For freedom Christ has set us free. Stand firm, therefore, and do not submit again to a yoke of slavery. Listen! I, Paul, am telling you that if you let yourselves be circumcised, Christ will be of no benefit to you. Once again I testify to every man who lets himself be circumcised that he is obliged to obey the entire law. You who want to be justified by the law have cut yourselves off from Christ; you have fallen away from grace. For through the Spirit, by faith, we eagerly wait for the hope of righteousness. For in Christ Jesus neither circumcision nor uncircumcision counts for anything; the only thing that counts is faith working through love.
Lord, let your love come upon me,
the saving help of your promise.
Do not take the word of truth from my mouth
for I trust in your decrees. (R./)
I shall always keep your law
for ever and ever.
I shall walk in the path of freedom
for I see your precepts. (R./)
Your commands have been my delight;
these I have loved.
I will worship your commands and love them
and ponder your statutes. (R./)
While Jesus was speaking, a Pharisee invited him to dine with him; so he went in and took his place at the table. The Pharisee was amazed to see that he did not first wash before dinner.

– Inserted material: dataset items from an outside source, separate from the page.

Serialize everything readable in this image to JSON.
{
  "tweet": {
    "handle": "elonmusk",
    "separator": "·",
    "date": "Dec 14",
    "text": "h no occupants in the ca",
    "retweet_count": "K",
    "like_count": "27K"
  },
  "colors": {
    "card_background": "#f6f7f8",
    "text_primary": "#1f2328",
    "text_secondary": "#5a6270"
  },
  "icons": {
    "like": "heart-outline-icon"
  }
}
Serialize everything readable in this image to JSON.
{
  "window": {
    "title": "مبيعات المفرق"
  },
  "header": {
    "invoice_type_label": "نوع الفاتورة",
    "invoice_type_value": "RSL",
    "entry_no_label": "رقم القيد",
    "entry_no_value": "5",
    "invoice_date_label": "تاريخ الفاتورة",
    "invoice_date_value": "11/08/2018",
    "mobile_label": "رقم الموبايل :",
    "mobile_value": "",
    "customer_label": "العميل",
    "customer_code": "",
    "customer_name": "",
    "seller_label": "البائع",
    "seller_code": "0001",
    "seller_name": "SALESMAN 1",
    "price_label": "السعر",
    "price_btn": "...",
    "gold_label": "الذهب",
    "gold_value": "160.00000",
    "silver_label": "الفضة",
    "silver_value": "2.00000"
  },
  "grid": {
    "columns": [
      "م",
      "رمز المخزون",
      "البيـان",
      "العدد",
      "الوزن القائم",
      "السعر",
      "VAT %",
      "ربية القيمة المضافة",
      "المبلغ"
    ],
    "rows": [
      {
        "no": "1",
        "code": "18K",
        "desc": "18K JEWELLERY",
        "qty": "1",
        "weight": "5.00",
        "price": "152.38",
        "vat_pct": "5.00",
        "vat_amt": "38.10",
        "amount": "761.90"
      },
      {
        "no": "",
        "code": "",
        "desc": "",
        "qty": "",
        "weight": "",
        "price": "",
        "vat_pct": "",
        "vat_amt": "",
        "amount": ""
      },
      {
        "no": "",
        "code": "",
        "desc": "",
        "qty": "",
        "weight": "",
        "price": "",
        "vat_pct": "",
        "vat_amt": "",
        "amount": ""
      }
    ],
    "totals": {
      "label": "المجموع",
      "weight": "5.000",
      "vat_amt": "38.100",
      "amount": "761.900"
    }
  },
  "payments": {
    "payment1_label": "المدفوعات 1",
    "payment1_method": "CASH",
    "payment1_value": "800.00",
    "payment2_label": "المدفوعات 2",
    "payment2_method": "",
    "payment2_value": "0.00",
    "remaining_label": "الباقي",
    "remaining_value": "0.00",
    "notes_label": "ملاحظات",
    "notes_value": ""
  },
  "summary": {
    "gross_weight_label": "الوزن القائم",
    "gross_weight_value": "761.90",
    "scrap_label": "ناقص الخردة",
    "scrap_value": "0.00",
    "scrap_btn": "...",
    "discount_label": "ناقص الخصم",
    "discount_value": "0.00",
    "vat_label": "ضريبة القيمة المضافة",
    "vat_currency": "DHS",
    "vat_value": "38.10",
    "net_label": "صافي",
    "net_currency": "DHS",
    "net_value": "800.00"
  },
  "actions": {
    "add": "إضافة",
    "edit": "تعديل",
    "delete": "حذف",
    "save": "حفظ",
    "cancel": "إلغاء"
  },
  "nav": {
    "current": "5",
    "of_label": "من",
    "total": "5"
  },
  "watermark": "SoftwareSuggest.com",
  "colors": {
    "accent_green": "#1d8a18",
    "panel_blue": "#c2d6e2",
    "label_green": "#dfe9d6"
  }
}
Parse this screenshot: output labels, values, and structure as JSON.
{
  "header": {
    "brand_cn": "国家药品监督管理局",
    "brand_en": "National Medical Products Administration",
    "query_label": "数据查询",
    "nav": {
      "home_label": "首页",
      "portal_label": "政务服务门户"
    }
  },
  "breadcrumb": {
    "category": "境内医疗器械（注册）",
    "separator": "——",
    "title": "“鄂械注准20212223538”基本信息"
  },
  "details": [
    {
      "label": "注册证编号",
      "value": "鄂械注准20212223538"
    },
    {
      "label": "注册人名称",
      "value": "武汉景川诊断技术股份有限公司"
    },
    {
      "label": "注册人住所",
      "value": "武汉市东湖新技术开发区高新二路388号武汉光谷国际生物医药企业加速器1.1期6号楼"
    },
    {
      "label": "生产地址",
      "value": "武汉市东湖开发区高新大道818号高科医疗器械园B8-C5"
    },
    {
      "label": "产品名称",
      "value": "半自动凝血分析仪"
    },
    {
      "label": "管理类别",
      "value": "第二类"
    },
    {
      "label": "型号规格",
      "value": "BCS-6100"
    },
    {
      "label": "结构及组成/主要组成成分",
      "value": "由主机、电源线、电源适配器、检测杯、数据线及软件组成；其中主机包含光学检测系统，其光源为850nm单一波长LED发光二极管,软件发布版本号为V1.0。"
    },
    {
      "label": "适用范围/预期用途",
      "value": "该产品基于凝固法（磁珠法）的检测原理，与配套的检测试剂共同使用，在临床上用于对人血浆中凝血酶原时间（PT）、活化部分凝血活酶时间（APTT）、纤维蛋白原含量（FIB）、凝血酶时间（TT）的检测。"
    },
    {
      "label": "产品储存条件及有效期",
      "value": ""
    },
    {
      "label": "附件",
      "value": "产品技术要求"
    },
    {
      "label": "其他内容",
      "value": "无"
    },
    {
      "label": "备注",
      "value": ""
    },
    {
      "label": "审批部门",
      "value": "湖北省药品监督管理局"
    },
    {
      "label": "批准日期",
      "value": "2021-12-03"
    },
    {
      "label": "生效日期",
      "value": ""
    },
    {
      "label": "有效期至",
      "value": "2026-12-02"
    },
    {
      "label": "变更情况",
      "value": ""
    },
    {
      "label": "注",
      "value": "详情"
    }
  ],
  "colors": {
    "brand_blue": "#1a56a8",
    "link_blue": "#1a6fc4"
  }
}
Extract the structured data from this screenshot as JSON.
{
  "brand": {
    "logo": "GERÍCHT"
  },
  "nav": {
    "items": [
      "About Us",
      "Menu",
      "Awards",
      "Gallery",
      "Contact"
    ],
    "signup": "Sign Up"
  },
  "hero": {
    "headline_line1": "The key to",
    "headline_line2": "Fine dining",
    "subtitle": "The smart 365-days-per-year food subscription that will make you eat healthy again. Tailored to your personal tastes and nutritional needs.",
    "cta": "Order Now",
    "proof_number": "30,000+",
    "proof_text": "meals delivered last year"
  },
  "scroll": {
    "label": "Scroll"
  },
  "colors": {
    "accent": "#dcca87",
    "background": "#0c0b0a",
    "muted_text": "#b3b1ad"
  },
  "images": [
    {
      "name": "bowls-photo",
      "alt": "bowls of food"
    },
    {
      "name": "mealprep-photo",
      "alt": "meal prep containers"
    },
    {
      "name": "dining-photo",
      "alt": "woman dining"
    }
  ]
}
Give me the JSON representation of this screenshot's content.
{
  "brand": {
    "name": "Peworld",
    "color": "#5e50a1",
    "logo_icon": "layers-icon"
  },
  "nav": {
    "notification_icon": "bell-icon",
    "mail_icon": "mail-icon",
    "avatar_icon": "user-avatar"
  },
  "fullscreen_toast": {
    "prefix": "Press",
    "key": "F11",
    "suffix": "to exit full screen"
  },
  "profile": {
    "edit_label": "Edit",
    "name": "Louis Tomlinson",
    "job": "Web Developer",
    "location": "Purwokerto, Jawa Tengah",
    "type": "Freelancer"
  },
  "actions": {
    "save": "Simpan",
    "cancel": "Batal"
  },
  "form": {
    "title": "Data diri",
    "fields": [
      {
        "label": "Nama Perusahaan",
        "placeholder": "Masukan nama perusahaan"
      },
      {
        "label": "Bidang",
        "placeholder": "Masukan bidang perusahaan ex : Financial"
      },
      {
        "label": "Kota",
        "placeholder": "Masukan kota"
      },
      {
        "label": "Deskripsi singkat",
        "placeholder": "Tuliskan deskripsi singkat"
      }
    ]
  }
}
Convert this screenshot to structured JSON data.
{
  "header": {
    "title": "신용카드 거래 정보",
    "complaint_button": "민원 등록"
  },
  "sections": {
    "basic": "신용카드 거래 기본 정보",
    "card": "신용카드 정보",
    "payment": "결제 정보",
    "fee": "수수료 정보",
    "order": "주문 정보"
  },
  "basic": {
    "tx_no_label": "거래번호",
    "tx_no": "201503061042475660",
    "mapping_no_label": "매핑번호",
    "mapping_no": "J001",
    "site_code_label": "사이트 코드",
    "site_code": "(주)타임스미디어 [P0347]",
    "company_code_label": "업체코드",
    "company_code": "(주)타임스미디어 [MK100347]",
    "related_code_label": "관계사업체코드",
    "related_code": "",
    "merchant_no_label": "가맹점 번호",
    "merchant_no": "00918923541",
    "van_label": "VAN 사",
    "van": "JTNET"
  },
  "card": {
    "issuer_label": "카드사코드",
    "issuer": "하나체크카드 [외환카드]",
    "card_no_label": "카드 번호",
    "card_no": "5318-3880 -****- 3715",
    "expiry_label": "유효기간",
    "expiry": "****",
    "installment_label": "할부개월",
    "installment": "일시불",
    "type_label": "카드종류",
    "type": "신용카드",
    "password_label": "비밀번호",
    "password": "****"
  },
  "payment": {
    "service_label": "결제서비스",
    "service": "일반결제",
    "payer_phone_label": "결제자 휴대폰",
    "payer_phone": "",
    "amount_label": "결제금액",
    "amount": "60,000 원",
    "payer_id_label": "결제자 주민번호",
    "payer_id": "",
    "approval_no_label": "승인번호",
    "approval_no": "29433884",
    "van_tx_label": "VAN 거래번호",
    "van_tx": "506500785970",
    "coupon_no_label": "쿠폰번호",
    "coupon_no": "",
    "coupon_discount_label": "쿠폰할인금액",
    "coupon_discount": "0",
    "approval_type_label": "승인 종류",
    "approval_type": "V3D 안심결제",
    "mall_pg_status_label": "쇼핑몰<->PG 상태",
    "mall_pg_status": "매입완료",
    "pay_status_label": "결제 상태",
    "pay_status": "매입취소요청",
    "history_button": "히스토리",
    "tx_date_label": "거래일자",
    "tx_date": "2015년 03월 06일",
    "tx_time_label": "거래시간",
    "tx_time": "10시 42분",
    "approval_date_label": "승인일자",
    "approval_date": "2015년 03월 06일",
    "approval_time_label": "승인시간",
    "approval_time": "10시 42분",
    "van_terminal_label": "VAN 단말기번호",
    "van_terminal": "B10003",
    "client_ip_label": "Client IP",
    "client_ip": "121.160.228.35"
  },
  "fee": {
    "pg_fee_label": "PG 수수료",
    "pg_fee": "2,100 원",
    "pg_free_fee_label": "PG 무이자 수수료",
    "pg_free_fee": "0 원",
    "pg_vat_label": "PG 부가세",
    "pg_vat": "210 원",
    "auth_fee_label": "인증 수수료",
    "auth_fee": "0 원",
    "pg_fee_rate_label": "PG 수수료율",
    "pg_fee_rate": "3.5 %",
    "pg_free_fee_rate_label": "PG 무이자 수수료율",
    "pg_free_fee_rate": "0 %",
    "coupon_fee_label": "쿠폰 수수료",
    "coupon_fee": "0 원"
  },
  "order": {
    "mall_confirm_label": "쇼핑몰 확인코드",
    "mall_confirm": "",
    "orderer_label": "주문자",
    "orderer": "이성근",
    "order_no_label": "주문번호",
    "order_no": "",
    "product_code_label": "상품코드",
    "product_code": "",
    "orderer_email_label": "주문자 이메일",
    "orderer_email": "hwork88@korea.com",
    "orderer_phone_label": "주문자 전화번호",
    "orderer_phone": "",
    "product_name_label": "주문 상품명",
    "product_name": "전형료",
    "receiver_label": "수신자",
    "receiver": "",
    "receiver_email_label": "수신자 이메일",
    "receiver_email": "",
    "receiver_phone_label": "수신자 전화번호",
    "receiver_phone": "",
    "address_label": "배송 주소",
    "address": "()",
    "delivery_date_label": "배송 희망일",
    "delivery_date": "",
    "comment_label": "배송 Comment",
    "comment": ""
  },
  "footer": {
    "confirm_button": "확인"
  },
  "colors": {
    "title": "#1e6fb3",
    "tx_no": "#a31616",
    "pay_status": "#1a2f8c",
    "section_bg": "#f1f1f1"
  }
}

Then the Lord said to him, "Now you Pharisees clean the outside of the cup and of the dish, but inside you are full of greed and wickedness. You fools! Did not the one who made the outside make the inside also? So give for alms those things that are within; and see, everything will be clean for you.
"Faith" in Saint Paul's sense is closely linked to fidelity. The law of the flesh (disorder and hatreds) must give way to the law of the spirit (harmony and love.) We are freed from regulations about circumcision and legal cleanliness, clean and unclean foods, so as to follow the more inward law of the spirit, love and faithfulness and self control.
Jesus sets the bar of generosity very high when he says, "Give what you have as alms." Then, he promises, "all will be wiped clean for you." Here's is a curious thought about cleanliness. Day labourers and manual workers are more challenged by hygiene than wealthy people of leisure. Poor people often work longer hours and may not have easy access to running water and privacy. Could this be why Jesus had not washed his hands before the meal in the Pharisee's house?
We know from experience how people have differing priorities. What motivates me may seem trivial to someone else. We can get upset when something we regard as important is not taken seriously by someone near to us. The ritual of washing in a certain way before meals was clearly of more importance to his host than it was to Jesus. The had differing priorities. Rituals like washings mattered less to him than the values and attitudes in our hearts. He turns to conversation to another Jewish practice, almsgiving, the willingness to give to those in need. Rather than some version of "Cleanliness is next to godliness," he is implying that what matters most is love.
Perhaps what we think vital is not necessarily so. What we seek is not always what Christ values. We must let him mould us more than we do, if we are to "put on the mind of Christ." We pray that our priorities may reflect the Lord's own priorities.